In clinical practice, a critical necessity nowadays is the detection of the so-called “minimal residual disease” (MRD) after primary surgery in highly metastatic tumors like melanoma. The MRD consists of residual tumor cells and micro-metastases, which could be dormant for years and even decades before they eventually re-emerge as solid metastases.
In preliminary work, we discovered that certain markers in plasma-derived extracellular vesicles (pEVs) have the potential to predict and detect tumor relapse in melanoma.

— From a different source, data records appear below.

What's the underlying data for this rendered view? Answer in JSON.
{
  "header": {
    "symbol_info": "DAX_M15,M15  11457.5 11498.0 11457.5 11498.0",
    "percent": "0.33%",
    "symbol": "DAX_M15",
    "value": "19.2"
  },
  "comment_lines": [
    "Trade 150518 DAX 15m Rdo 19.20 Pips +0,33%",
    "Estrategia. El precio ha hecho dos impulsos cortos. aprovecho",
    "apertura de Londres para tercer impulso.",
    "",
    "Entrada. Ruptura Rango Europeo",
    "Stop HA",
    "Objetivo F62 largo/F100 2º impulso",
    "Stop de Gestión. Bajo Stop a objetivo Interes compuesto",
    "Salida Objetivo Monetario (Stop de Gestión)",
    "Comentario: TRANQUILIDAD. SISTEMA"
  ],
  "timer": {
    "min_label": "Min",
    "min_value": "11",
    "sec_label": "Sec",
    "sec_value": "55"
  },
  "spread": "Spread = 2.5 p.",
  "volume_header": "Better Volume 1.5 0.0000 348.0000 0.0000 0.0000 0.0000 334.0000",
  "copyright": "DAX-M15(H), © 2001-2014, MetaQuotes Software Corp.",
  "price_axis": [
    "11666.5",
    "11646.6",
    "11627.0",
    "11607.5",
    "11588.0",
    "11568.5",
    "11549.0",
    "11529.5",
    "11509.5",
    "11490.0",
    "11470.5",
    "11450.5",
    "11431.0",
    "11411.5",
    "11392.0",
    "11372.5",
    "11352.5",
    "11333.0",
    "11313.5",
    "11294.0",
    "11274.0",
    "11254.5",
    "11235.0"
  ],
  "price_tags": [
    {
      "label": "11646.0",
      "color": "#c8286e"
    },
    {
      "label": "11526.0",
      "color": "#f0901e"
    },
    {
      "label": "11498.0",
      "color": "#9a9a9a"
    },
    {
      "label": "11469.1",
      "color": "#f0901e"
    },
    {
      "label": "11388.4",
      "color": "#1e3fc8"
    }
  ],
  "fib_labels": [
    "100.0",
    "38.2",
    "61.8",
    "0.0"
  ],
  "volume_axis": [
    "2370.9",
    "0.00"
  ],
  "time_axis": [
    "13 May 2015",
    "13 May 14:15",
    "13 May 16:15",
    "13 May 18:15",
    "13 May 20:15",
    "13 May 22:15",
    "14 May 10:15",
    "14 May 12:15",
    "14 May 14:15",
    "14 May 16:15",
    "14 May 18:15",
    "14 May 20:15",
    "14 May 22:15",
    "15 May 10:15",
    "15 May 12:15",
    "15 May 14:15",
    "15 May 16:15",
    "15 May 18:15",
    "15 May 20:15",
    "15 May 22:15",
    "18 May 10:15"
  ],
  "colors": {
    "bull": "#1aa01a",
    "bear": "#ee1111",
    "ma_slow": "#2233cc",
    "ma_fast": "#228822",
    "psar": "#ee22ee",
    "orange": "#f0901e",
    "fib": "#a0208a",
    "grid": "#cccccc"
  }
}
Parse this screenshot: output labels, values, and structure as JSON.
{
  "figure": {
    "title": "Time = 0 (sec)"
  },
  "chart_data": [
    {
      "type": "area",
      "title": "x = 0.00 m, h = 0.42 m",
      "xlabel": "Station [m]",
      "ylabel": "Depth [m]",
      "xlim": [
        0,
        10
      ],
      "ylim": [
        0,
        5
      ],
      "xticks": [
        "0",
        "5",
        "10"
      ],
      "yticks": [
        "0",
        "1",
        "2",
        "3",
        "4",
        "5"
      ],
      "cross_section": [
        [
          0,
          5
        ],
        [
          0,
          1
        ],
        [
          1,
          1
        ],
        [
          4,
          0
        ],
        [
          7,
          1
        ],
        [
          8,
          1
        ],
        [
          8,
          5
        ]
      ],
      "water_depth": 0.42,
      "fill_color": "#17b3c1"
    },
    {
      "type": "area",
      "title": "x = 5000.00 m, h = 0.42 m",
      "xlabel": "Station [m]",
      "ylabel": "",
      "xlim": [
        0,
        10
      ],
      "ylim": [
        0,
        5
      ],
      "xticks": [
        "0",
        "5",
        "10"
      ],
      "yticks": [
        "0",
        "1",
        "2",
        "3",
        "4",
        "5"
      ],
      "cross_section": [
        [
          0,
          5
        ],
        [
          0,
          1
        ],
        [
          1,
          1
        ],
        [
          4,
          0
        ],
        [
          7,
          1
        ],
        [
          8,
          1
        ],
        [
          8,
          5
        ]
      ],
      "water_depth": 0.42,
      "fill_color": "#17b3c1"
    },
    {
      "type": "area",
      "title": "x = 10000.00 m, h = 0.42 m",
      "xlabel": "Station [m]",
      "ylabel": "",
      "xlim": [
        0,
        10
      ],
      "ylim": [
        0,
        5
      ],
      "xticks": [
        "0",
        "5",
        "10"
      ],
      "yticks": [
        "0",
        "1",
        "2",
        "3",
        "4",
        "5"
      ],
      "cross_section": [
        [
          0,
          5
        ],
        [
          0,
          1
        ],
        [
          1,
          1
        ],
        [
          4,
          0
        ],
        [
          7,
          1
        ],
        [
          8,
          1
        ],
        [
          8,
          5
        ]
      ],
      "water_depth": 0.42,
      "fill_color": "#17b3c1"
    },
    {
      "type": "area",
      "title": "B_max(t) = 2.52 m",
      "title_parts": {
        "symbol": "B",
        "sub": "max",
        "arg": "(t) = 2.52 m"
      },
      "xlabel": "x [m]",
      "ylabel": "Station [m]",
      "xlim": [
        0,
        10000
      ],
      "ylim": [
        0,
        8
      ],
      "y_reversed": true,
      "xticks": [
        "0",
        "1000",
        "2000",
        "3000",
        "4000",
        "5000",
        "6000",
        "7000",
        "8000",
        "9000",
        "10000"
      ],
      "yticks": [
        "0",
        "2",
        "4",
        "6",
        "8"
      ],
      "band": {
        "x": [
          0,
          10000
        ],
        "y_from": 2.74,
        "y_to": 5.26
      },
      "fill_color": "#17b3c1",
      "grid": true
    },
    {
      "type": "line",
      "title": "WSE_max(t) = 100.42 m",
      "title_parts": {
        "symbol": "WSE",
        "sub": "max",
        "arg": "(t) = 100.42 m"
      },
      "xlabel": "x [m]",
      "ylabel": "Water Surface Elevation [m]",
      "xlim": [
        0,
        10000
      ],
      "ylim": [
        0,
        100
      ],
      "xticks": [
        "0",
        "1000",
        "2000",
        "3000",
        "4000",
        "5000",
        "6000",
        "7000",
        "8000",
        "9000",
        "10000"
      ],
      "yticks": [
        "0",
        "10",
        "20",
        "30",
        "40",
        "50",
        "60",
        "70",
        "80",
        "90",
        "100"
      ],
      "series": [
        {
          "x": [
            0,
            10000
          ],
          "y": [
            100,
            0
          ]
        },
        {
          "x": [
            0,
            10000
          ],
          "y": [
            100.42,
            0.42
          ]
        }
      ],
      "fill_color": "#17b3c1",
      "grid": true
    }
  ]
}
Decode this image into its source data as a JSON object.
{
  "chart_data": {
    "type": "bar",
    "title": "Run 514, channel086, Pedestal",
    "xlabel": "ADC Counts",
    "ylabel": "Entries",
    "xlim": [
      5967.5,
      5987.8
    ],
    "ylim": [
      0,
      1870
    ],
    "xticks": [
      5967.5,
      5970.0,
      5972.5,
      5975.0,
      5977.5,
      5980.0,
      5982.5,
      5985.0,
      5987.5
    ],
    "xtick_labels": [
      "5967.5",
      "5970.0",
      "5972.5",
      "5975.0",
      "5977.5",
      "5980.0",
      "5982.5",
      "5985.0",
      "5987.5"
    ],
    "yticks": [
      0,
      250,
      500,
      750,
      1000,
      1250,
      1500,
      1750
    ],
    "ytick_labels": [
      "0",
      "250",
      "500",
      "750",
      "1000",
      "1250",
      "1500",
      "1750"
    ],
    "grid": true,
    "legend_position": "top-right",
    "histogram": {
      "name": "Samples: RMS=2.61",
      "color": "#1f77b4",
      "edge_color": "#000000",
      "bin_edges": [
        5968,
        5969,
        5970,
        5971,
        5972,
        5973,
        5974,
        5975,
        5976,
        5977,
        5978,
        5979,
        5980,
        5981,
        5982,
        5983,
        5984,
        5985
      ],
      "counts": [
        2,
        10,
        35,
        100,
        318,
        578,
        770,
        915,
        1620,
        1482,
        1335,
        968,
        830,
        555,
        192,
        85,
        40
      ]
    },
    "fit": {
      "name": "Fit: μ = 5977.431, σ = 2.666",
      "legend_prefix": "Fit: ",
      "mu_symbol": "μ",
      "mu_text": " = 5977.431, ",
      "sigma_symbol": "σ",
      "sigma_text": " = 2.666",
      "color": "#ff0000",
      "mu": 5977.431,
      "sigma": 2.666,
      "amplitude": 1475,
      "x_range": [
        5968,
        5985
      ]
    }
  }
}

The aim of the project is to develop, test and prepare for translation into clinical practice a systems-biology-based diagnostic tool for assessing the probability of tumor relapse in melanoma patients, based on the profiling of pEVs.
This project proposal puts together efforts from modelers, bioinformaticians, medical bioinformaticians, and biomedical researchers to develop, test and prepare for translation into clinical practice a data-driven, mathematical-model-based diagnostic tool for assessment of the probability of tumor relapse in melanoma patients. The results we expect will allow individualized diagnostics and treatment in melanoma patients.
Here, the three branches of the computational systems biology (high-throughput data analysis, bioinformatics and mathematical modeling) are merged into a systems biology workflow for the iterative integration of in vitro and clinical data.
Projects like this try to pave the way towards a systems-based translational and personalized medicine, in line with the economic and scientific strategy outlined by German and European scientific committees to promote a biotechnology- and knowledge-funded economy.